The figure above shows a simple HTML document represented as a DOM tree. In this, you can see that the 'head' and 'body' elements are siblings, whereas the 'h1' element is a child of 'body' (and therefore 'body' is the parent of 'h1'). The text nodes at the bottom are also part of the DOM, albeit not exactly as HTML elements.

Unfortunately, although the general ideas about hierarchy and the DOM element names were common across IE and Navigator, Microsoft and Netscape differed on how attributes of elements were to be accessed. Although everyone was now pretty much in agreement about how the scripting language worked, using it with DHTML proved to be a nightmare – one that's still with us today.

Anyone who has ever written cross-browser JavaScript code knows the weird byroads of incompatibility between the browsers' DOM. When Internet Explorer and Netscape 4.0 came out, you could soon get libraries that tried to make Netscape act like IE, and vice versa.

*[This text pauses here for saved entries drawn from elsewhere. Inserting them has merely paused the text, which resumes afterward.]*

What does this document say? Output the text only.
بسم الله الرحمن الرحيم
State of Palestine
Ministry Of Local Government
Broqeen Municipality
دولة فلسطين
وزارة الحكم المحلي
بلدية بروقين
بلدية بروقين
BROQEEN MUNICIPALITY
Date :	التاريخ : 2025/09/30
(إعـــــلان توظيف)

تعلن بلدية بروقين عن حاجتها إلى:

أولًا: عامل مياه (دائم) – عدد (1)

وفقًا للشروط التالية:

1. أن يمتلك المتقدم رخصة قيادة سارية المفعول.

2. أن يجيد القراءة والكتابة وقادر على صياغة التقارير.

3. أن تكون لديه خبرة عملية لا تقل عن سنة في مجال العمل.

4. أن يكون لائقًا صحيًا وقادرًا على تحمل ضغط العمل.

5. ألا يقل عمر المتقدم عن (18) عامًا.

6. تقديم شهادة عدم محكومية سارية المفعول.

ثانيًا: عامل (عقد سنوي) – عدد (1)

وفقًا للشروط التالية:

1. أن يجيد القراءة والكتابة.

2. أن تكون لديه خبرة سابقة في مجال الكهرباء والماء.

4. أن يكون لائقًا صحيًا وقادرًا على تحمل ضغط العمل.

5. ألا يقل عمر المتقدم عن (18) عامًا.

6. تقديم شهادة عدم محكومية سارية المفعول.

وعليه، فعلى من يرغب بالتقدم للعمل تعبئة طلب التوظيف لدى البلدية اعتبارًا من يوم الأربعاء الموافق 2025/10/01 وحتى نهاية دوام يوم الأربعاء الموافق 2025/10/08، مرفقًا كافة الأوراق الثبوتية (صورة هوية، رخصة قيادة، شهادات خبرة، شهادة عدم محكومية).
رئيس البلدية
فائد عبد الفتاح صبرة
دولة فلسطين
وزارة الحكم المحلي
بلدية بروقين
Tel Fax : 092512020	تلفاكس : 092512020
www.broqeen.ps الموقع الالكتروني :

Other developers released libraries that encapsulated the commonality between the DOMs, though that generally meant forsaking some of the better parts of each DOM. This split between the DOMs led to sites that worked well in one browser and less so in the other.

The browser wars intensified as Microsoft, Netscape and others, together with the web standards body, the W3C, tried to standardise the DOMs. The process was lengthy, and, slowly but surely, Microsoft's Internet Explorer became the pre-eminent browser.

Since IE was delivered as part of Windows, it also led to the monopoly trials against Microsoft, and the rise of the Mozilla and other browsers like Firefox and Opera. JavaScript itself stayed pretty constant throughout this period of entrenchment and consolidation since the third edition of ECMAScript (which everyone was using) proved very stable.

There were high hopes for the fourth version of JavaScript, including a 'proper' object-oriented class model, but in the end the plans proved too ambitious and they were dropped for a simpler fifth edition – ECMAScript 5 – which is being integrated into the browsers' interpreters (Firefox 4 and IE9 both support ECMAScript 5).